For Anne*, things in her family are not always what they seem.
Her parents have been married for over 30 years. When they go out, they still hold hands.
From an outsider’s perspective, things look well. But Anne knew that this was all a facade when things between her parents took a turn for the worse two years ago — that was when her father’s affair came to light.
"My father is an easily-angered person, so Mum has learnt over the years that the less we tell Dad, the better," Anne described.
Recounting her growing up years, Anne thought that while hers wasn’t an exceptionally close family, it wasn’t all that bad. There was food on the table. She could still confide in Mum when she needed to.
In her own words, "This is the only family I know. My other close friend back then also came from a pretty broken family, where there was even violence and abuse. So relative to her situation, I thought we were actually not doing too badly."
But there were telltale signs. When she discovered her brother’s stash of porn magazines and promptly told her mother, her mother all but brushed it aside as a "teenage boy thing".
Then there was the alcohol. When Anne was a teen, she remembered her dad purchasing alcohol by the crate; sometimes the bottles of wine and whisky would be emptied within a week.
Instead of fond memories shared with Dad, she recalled the times when he would be a wet blanket whenever she was having fun with her siblings.
"Because my mum just let him be, there was no feedback at all given to my dad...So in a way, there was no avenue for him to learn alternate ways of parenting us."
The Years of Indifference
Since Anne was a young child, she has never once witnessed her mother stepping in to ease the tension or offer alternative solutions whenever her father disciplined them harshly.
"Because my mum just let him be, there was no feedback at all given to my dad — even when the discipline was way harsher than the "crime" that we did as children. So in a way, there was no avenue for him to learn alternate ways of parenting us," she said wistfully while also drawing comparisons with how she’s learning how to parent her two young children.
Perhaps it was this indifference, this letting him be, that led to even bigger mistakes, like the affair.
Even after the discovery, Anne’s mother could not fully come to terms with what had happened, at times oscillating between denial and dissociation, at times also ruminating over what could have been.
When Anne asked her how she felt, she often could not answer. Although her mum appears calm on the surface, Anne knows that it isn’t a complete reflection of what’s going on within.
“I feel completely secure with my husband, and he is very different from my dad. These factors alone give me great assurance, but I would say it’s also due to our shared faith and values.”
The Lessons Learnt From Brokenness
Since young, Anne felt that she was wired slightly differently from her family members.
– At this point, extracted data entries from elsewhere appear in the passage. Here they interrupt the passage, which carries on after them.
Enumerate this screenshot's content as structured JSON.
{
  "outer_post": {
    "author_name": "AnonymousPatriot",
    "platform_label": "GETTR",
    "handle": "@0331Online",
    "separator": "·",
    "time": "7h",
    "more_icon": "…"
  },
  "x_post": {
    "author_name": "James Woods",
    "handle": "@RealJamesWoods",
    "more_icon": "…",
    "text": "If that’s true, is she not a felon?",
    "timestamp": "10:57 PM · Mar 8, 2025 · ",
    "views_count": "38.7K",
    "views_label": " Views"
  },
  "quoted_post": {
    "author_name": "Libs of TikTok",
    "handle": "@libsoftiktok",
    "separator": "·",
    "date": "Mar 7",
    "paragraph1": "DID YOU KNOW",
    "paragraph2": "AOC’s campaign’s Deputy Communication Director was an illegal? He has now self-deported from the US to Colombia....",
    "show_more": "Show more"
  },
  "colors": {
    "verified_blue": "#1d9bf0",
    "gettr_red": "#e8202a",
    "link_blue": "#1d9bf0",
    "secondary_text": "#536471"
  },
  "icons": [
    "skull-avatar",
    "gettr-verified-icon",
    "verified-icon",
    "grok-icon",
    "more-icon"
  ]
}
Never one to shy away from airing her true feelings, she believes honesty and open communication are key success factors in her marriage.
From her parents’ experience, she’s also learnt that feedback is often necessary, in order for change to take place.
"I value being able to say how we feel, especially when it hurts," Anne explained. "Sweeping it under the carpet will not magically make it go away."
At the same time, she and her husband of seven years will try to cool down and approach the other party when the time is right – usually when both parties are feeling calm.
When asked if she harbours any fears of infidelity or communication breakdowns in her own marriage, she replied with a firm and resolute "no".
She elaborated, "I feel completely secure with my husband, and he is very different from my dad. Our shared faith and values provide me with a great sense of assurance."
On Parenting and Looking Ahead
Today, Anne is a stay-home mum who tries her best to be a safe harbour for her children. She often turns to parenting accounts on Instagram for tips, and regularly reads articles on how to be a better and more intentional parent to her kids.
Together with her husband, she works to build a home where her children feel accepted for who they are.
Anne articulated, "I’m not looking to be a perfect parent but I do try to emulate and reflect God’s patience and joy to my kids. I hope my children know that we are here to support them. I hope they know that when I say "no", I don't mean to kill their joy. At the same time, I hope to say an exuberant "yes" to them often.
"As for my parents, I hope they will one day be able to be honest with themselves about how they feel and think, and also experience the freedom of giving and receiving forgiveness in light of the betrayal."